Unschuldig weggesperrt

Ob die Justiz Fehler gemacht hat, das bleibt im Verborgenen – die Öffentlichkeit wurde ausgeschlossen. Verteidiger Achim Lüdeke will nicht von einem Justizskandal sprechen. Aber dass jemand so lange Zeit unschuldig weggesperrt wurde, habe er noch nie erlebt. „So etwas kennt man ja sonst nur aus amerikanischen Filmen“, sagte Lüdeke. Bislang hat die zuständige Staatsanwaltschaft den anderen Mann nicht angeklagt.

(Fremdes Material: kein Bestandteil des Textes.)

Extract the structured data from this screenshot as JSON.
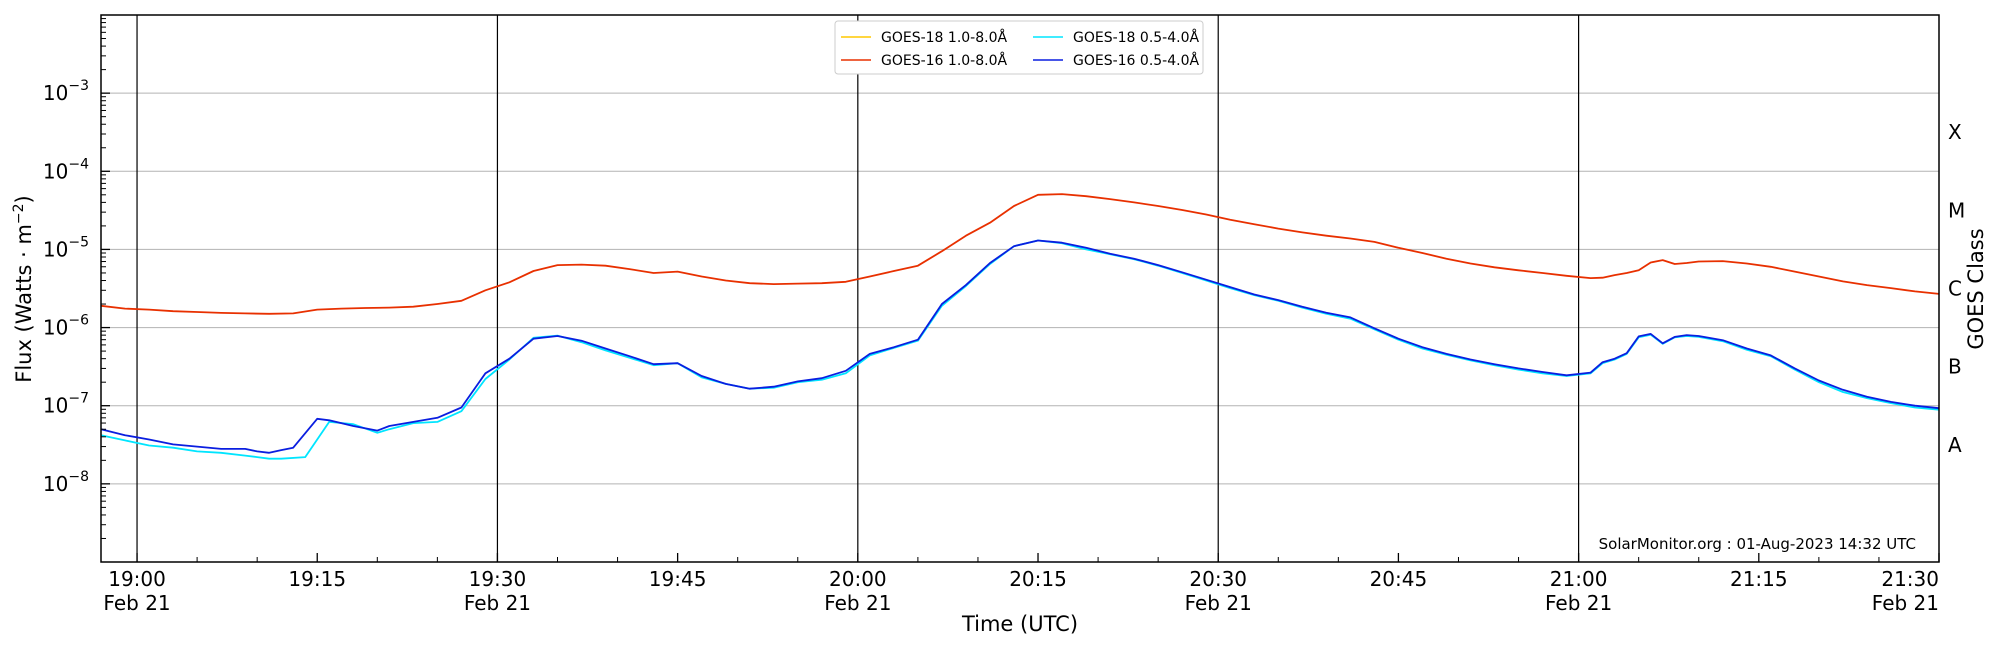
{
  "chart_data": {
    "type": "line",
    "xlabel": "Time (UTC)",
    "ylabel": "Flux (Watts · m",
    "ylabel_sup": "−2",
    "ylabel_close": ")",
    "right_label": "GOES Class",
    "scale": "log",
    "ylim": [
      1e-09,
      0.01
    ],
    "xlim": [
      "2023-02-21T18:57",
      "2023-02-21T21:30"
    ],
    "grid": "horizontal",
    "legend_position": "top-center",
    "credit": "SolarMonitor.org : 01-Aug-2023 14:32 UTC",
    "y_ticks": [
      {
        "value": 1e-08,
        "base": "10",
        "exp": "−8"
      },
      {
        "value": 1e-07,
        "base": "10",
        "exp": "−7"
      },
      {
        "value": 1e-06,
        "base": "10",
        "exp": "−6"
      },
      {
        "value": 1e-05,
        "base": "10",
        "exp": "−5"
      },
      {
        "value": 0.0001,
        "base": "10",
        "exp": "−4"
      },
      {
        "value": 0.001,
        "base": "10",
        "exp": "−3"
      }
    ],
    "x_ticks": [
      {
        "time": "19:00",
        "line1": "19:00",
        "line2": "Feb 21"
      },
      {
        "time": "19:15",
        "line1": "19:15",
        "line2": ""
      },
      {
        "time": "19:30",
        "line1": "19:30",
        "line2": "Feb 21"
      },
      {
        "time": "19:45",
        "line1": "19:45",
        "line2": ""
      },
      {
        "time": "20:00",
        "line1": "20:00",
        "line2": "Feb 21"
      },
      {
        "time": "20:15",
        "line1": "20:15",
        "line2": ""
      },
      {
        "time": "20:30",
        "line1": "20:30",
        "line2": "Feb 21"
      },
      {
        "time": "20:45",
        "line1": "20:45",
        "line2": ""
      },
      {
        "time": "21:00",
        "line1": "21:00",
        "line2": "Feb 21"
      },
      {
        "time": "21:15",
        "line1": "21:15",
        "line2": ""
      },
      {
        "time": "21:30",
        "line1": "21:30",
        "line2": "Feb 21"
      }
    ],
    "x_start_label": {
      "line1": "19:00",
      "line2": "Feb 21"
    },
    "x_end_label": {
      "line1": "21:30",
      "line2": "Feb 21"
    },
    "vertical_lines": [
      "19:00",
      "19:30",
      "20:00",
      "20:30",
      "21:00"
    ],
    "classes": [
      {
        "label": "A",
        "value": 3.16e-08
      },
      {
        "label": "B",
        "value": 3.16e-07
      },
      {
        "label": "C",
        "value": 3.16e-06
      },
      {
        "label": "M",
        "value": 3.16e-05
      },
      {
        "label": "X",
        "value": 0.000316
      }
    ],
    "series": [
      {
        "name": "GOES-18 1.0-8.0Å",
        "color": "#ffc800",
        "x": [],
        "y": []
      },
      {
        "name": "GOES-18 0.5-4.0Å",
        "color": "#00e5ff",
        "x": [
          "18:57",
          "18:59",
          "19:01",
          "19:03",
          "19:05",
          "19:07",
          "19:09",
          "19:10",
          "19:11",
          "19:12",
          "19:14",
          "19:16",
          "19:18",
          "19:20",
          "19:21",
          "19:23",
          "19:25",
          "19:27",
          "19:29",
          "19:31",
          "19:33",
          "19:35",
          "19:37",
          "19:39",
          "19:41",
          "19:43",
          "19:45",
          "19:47",
          "19:49",
          "19:51",
          "19:53",
          "19:55",
          "19:57",
          "19:59",
          "20:01",
          "20:03",
          "20:05",
          "20:07",
          "20:09",
          "20:11",
          "20:13",
          "20:15",
          "20:17",
          "20:19",
          "20:21",
          "20:23",
          "20:25",
          "20:27",
          "20:29",
          "20:31",
          "20:33",
          "20:35",
          "20:37",
          "20:39",
          "20:41",
          "20:43",
          "20:45",
          "20:47",
          "20:49",
          "20:51",
          "20:53",
          "20:55",
          "20:57",
          "20:59",
          "21:01",
          "21:02",
          "21:03",
          "21:04",
          "21:05",
          "21:06",
          "21:07",
          "21:08",
          "21:09",
          "21:10",
          "21:12",
          "21:14",
          "21:16",
          "21:18",
          "21:20",
          "21:22",
          "21:24",
          "21:26",
          "21:28",
          "21:30"
        ],
        "y": [
          4.2e-08,
          3.6e-08,
          3.1e-08,
          2.9e-08,
          2.6e-08,
          2.5e-08,
          2.3e-08,
          2.2e-08,
          2.1e-08,
          2.1e-08,
          2.2e-08,
          6.2e-08,
          5.8e-08,
          4.5e-08,
          5e-08,
          6e-08,
          6.2e-08,
          8.5e-08,
          2.2e-07,
          3.9e-07,
          7.4e-07,
          7.9e-07,
          6.5e-07,
          5.1e-07,
          4.1e-07,
          3.3e-07,
          3.5e-07,
          2.3e-07,
          1.9e-07,
          1.65e-07,
          1.7e-07,
          2e-07,
          2.15e-07,
          2.6e-07,
          4.4e-07,
          5.5e-07,
          6.8e-07,
          1.9e-06,
          3.4e-06,
          6.5e-06,
          1.1e-05,
          1.3e-05,
          1.2e-05,
          1e-05,
          8.7e-06,
          7.5e-06,
          6.2e-06,
          5e-06,
          4e-06,
          3.2e-06,
          2.6e-06,
          2.2e-06,
          1.8e-06,
          1.5e-06,
          1.3e-06,
          9.5e-07,
          7e-07,
          5.4e-07,
          4.5e-07,
          3.8e-07,
          3.3e-07,
          2.9e-07,
          2.6e-07,
          2.4e-07,
          2.6e-07,
          3.5e-07,
          3.9e-07,
          4.6e-07,
          7.5e-07,
          8.1e-07,
          6.2e-07,
          7.5e-07,
          7.8e-07,
          7.6e-07,
          6.7e-07,
          5.2e-07,
          4.3e-07,
          2.9e-07,
          2e-07,
          1.5e-07,
          1.25e-07,
          1.08e-07,
          9.5e-08,
          8.9e-08
        ]
      },
      {
        "name": "GOES-16 1.0-8.0Å",
        "color": "#e83000",
        "x": [
          "18:57",
          "18:59",
          "19:01",
          "19:03",
          "19:05",
          "19:07",
          "19:09",
          "19:11",
          "19:13",
          "19:15",
          "19:17",
          "19:19",
          "19:21",
          "19:23",
          "19:25",
          "19:27",
          "19:29",
          "19:31",
          "19:33",
          "19:35",
          "19:37",
          "19:39",
          "19:41",
          "19:43",
          "19:45",
          "19:47",
          "19:49",
          "19:51",
          "19:53",
          "19:55",
          "19:57",
          "19:59",
          "20:01",
          "20:03",
          "20:05",
          "20:07",
          "20:09",
          "20:11",
          "20:13",
          "20:15",
          "20:17",
          "20:19",
          "20:21",
          "20:23",
          "20:25",
          "20:27",
          "20:29",
          "20:31",
          "20:33",
          "20:35",
          "20:37",
          "20:39",
          "20:41",
          "20:43",
          "20:45",
          "20:47",
          "20:49",
          "20:51",
          "20:53",
          "20:55",
          "20:57",
          "20:59",
          "21:01",
          "21:02",
          "21:03",
          "21:04",
          "21:05",
          "21:06",
          "21:07",
          "21:08",
          "21:09",
          "21:10",
          "21:12",
          "21:14",
          "21:16",
          "21:18",
          "21:20",
          "21:22",
          "21:24",
          "21:26",
          "21:28",
          "21:30"
        ],
        "y": [
          1.9e-06,
          1.75e-06,
          1.7e-06,
          1.62e-06,
          1.58e-06,
          1.54e-06,
          1.52e-06,
          1.5e-06,
          1.52e-06,
          1.7e-06,
          1.75e-06,
          1.78e-06,
          1.8e-06,
          1.85e-06,
          2e-06,
          2.2e-06,
          3e-06,
          3.8e-06,
          5.3e-06,
          6.3e-06,
          6.4e-06,
          6.2e-06,
          5.6e-06,
          5e-06,
          5.2e-06,
          4.5e-06,
          4e-06,
          3.7e-06,
          3.6e-06,
          3.65e-06,
          3.7e-06,
          3.85e-06,
          4.5e-06,
          5.3e-06,
          6.2e-06,
          9.5e-06,
          1.5e-05,
          2.2e-05,
          3.6e-05,
          5e-05,
          5.1e-05,
          4.8e-05,
          4.4e-05,
          4e-05,
          3.6e-05,
          3.2e-05,
          2.8e-05,
          2.4e-05,
          2.1e-05,
          1.85e-05,
          1.65e-05,
          1.5e-05,
          1.38e-05,
          1.25e-05,
          1.05e-05,
          9e-06,
          7.6e-06,
          6.6e-06,
          5.9e-06,
          5.4e-06,
          5e-06,
          4.6e-06,
          4.3e-06,
          4.35e-06,
          4.7e-06,
          5e-06,
          5.4e-06,
          6.8e-06,
          7.3e-06,
          6.5e-06,
          6.7e-06,
          7e-06,
          7.1e-06,
          6.6e-06,
          6e-06,
          5.2e-06,
          4.5e-06,
          3.9e-06,
          3.5e-06,
          3.2e-06,
          2.9e-06,
          2.7e-06
        ]
      },
      {
        "name": "GOES-16 0.5-4.0Å",
        "color": "#0a1ee0",
        "x": [
          "18:57",
          "18:59",
          "19:01",
          "19:03",
          "19:05",
          "19:07",
          "19:09",
          "19:10",
          "19:11",
          "19:12",
          "19:13",
          "19:15",
          "19:16",
          "19:18",
          "19:20",
          "19:21",
          "19:23",
          "19:25",
          "19:27",
          "19:29",
          "19:31",
          "19:33",
          "19:35",
          "19:37",
          "19:39",
          "19:41",
          "19:43",
          "19:45",
          "19:47",
          "19:49",
          "19:51",
          "19:53",
          "19:55",
          "19:57",
          "19:59",
          "20:01",
          "20:03",
          "20:05",
          "20:07",
          "20:09",
          "20:11",
          "20:13",
          "20:15",
          "20:17",
          "20:19",
          "20:21",
          "20:23",
          "20:25",
          "20:27",
          "20:29",
          "20:31",
          "20:33",
          "20:35",
          "20:37",
          "20:39",
          "20:41",
          "20:43",
          "20:45",
          "20:47",
          "20:49",
          "20:51",
          "20:53",
          "20:55",
          "20:57",
          "20:59",
          "21:01",
          "21:02",
          "21:03",
          "21:04",
          "21:05",
          "21:06",
          "21:07",
          "21:08",
          "21:09",
          "21:10",
          "21:12",
          "21:14",
          "21:16",
          "21:18",
          "21:20",
          "21:22",
          "21:24",
          "21:26",
          "21:28",
          "21:30"
        ],
        "y": [
          5e-08,
          4.2e-08,
          3.7e-08,
          3.2e-08,
          3e-08,
          2.8e-08,
          2.8e-08,
          2.6e-08,
          2.5e-08,
          2.7e-08,
          2.9e-08,
          6.8e-08,
          6.5e-08,
          5.5e-08,
          4.8e-08,
          5.5e-08,
          6.2e-08,
          7e-08,
          9.5e-08,
          2.6e-07,
          4e-07,
          7.2e-07,
          7.8e-07,
          6.8e-07,
          5.4e-07,
          4.3e-07,
          3.4e-07,
          3.5e-07,
          2.4e-07,
          1.9e-07,
          1.65e-07,
          1.75e-07,
          2.05e-07,
          2.25e-07,
          2.8e-07,
          4.6e-07,
          5.6e-07,
          7e-07,
          2e-06,
          3.5e-06,
          6.7e-06,
          1.1e-05,
          1.3e-05,
          1.22e-05,
          1.05e-05,
          8.8e-06,
          7.6e-06,
          6.3e-06,
          5.1e-06,
          4.1e-06,
          3.3e-06,
          2.65e-06,
          2.25e-06,
          1.85e-06,
          1.55e-06,
          1.35e-06,
          9.8e-07,
          7.2e-07,
          5.6e-07,
          4.6e-07,
          3.9e-07,
          3.4e-07,
          3e-07,
          2.7e-07,
          2.45e-07,
          2.65e-07,
          3.6e-07,
          4e-07,
          4.7e-07,
          7.7e-07,
          8.3e-07,
          6.3e-07,
          7.6e-07,
          8e-07,
          7.8e-07,
          6.9e-07,
          5.4e-07,
          4.4e-07,
          3e-07,
          2.1e-07,
          1.6e-07,
          1.3e-07,
          1.12e-07,
          1e-07,
          9.3e-08
        ]
      }
    ]
  }
}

Der Essener Fall weist Ähnlichkeit mit dem Fall um Gustl Mollath auf. Im Jahr 2002 hatte die Ehefrau den Nürnberger wegen Körperverletzung angezeigt. Mollath hatte die Vorwürfe stets zurückgewiesen. In zwei Verfahren attestierten ihm Gutachter eine psychische Störung. 2006 wurde er zwar wegen Schuldunfähigkeit freigesprochen, jedoch in die Psychiatrie eingewiesen. Wegen neuer Erkenntnisse wurde sein Fall wurde neu aufgerollt: Im August 2014 sprach das nun zuständige Landgericht Regensburg Mollath frei.